In Tijuana over the summer, many walls were painted white and then short verses were painted on them. The lines that seemingly were intended to promote art, culture, and poetry are now filled with tags, and imitators have popped up to make fun of the poems.
The plain, coherent grafitti is said to have been started in 1996 by Armando Alanís Pulido in Monterrey, Mexico. Reportedly, there are now white walls with short verses signed “Acción Poética” in more than 70 cities in Mexico, 23 countries in Latin America as well as in Spain, Angola, and Italy.
In Tijuan, one can find verses everywhere from downtown, to Otay, to Playas, and beyond. But other taggers have decided to express themselves next to the poems.
An anonymous tag that reads, “I get high so I stop thinking about you,” appeared next to one that reads, “I exist when I think of you,” signed by Acción Poética. The movement that calls itself poetic is an inspiration to many, a hardship on the eyes for some, and comedy gold for others.

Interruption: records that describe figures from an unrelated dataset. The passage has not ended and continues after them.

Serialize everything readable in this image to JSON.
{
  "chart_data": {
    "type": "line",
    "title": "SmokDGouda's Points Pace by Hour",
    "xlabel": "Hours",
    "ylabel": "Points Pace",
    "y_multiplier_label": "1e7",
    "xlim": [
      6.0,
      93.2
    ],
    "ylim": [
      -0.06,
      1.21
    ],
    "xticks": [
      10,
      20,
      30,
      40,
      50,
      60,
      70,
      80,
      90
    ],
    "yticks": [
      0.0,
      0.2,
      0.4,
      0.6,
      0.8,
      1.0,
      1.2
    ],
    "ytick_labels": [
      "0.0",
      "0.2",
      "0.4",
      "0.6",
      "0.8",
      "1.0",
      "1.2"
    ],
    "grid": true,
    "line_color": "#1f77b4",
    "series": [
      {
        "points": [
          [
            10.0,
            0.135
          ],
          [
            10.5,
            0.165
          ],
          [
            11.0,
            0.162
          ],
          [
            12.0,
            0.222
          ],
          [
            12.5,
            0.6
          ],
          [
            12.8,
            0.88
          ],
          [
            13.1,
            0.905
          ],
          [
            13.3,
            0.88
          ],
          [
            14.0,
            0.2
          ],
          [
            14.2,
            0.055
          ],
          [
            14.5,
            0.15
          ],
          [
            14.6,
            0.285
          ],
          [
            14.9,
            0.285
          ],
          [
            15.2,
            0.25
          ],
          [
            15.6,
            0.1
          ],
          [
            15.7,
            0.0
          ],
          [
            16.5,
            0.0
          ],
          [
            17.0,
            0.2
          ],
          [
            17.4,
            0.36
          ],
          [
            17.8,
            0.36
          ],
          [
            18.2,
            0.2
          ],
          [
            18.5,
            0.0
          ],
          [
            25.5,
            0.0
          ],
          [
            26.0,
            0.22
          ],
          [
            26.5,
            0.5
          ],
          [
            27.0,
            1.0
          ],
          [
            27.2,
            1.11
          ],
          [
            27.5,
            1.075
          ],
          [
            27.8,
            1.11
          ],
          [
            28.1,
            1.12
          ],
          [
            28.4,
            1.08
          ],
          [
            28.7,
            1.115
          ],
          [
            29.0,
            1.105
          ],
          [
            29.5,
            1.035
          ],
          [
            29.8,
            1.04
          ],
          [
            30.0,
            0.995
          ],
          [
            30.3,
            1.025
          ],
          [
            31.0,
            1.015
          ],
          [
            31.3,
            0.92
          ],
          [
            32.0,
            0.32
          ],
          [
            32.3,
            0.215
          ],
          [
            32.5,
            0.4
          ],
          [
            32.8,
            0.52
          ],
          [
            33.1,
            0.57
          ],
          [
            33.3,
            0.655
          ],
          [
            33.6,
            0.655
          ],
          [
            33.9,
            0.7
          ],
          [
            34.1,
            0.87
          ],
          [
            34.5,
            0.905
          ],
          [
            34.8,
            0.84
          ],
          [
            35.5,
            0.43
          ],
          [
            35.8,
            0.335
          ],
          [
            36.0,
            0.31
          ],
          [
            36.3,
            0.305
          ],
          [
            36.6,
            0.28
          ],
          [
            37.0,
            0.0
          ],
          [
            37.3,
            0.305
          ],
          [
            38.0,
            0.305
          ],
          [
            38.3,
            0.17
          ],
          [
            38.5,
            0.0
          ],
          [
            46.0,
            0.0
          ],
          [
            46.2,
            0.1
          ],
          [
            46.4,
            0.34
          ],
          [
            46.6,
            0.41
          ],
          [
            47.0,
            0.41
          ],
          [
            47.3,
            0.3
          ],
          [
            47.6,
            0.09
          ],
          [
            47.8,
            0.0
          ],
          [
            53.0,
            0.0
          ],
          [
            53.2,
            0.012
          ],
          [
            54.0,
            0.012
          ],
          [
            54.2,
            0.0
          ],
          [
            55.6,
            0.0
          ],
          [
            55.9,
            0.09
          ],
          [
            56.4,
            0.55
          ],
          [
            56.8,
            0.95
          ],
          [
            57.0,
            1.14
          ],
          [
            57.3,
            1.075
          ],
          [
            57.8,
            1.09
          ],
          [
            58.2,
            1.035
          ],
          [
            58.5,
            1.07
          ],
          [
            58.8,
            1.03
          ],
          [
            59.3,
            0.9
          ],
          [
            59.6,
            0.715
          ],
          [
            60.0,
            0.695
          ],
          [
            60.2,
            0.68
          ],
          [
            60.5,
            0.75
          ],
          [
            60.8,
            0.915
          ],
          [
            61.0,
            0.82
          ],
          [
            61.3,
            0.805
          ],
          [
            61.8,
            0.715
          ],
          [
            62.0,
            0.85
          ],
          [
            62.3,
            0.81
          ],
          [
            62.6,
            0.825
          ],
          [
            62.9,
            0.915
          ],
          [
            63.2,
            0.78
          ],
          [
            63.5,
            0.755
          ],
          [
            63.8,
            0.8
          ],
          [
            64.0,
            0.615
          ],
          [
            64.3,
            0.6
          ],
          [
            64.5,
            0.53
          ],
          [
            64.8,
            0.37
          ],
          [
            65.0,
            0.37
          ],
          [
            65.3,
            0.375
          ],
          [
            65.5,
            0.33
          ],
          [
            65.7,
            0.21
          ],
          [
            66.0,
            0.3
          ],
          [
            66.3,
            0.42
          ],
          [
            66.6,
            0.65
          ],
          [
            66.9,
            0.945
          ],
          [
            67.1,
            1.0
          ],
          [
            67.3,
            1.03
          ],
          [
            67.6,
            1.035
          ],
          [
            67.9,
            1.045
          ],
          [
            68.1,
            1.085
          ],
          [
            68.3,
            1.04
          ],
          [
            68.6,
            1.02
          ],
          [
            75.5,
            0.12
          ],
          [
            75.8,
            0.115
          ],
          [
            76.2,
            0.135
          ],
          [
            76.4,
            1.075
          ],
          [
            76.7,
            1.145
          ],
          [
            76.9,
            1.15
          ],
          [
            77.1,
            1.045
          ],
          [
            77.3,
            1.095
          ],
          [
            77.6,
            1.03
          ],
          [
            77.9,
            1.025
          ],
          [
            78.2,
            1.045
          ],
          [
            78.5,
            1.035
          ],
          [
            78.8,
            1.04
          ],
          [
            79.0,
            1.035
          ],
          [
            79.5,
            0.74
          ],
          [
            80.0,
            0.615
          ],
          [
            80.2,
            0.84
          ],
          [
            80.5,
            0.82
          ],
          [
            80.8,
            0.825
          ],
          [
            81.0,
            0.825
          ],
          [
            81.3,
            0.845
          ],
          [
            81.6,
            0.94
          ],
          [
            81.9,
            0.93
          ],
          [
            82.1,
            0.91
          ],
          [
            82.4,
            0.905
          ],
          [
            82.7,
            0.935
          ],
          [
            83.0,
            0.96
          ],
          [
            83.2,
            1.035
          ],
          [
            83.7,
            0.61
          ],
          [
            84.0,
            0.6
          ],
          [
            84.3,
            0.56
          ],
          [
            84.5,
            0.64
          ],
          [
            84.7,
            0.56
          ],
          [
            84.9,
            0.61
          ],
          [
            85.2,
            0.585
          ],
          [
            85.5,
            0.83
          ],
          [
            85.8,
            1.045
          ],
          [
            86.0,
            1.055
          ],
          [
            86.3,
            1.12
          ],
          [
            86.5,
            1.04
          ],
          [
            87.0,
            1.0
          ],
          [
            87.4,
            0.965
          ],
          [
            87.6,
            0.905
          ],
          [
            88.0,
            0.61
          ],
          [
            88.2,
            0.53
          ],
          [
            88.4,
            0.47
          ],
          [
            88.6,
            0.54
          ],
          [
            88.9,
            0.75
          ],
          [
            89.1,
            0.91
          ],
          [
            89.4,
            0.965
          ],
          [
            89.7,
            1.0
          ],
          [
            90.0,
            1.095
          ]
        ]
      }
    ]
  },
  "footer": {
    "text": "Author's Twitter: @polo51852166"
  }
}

The poems mostly resemble what a teenage boy would write for a girl he has a crush on; there's one in downtown Tijuana written in English, similar to song lyrics by the Clash. It reads, “Are you coming or should I go?” A couple steps from that one there's another wall that reads the same thing in Spanish: “Vienes o voy?” Most of the walls have one-liners that are either a song title — like, “Besame Mucho,” for example — or a translated line from a popular song.
“Sus frases son estupidas y de secundaria; de poetico no tienen nada” (The phrases are stupid and from middle school and have nothing poetic about them), comments Alexis Martínez, bartender of El Tigre and founder of Acción Poética Tijuaneada, a parody of the movement.
“Painting walls white and writing something pretty is not poetry or a movement, it’s visual trash,” says Martínez. “There's a few that are acceptable but do not come close to real poetry. That's why Mexico's literacy rate is so low — the people are satisfied with easily digestible garbage.”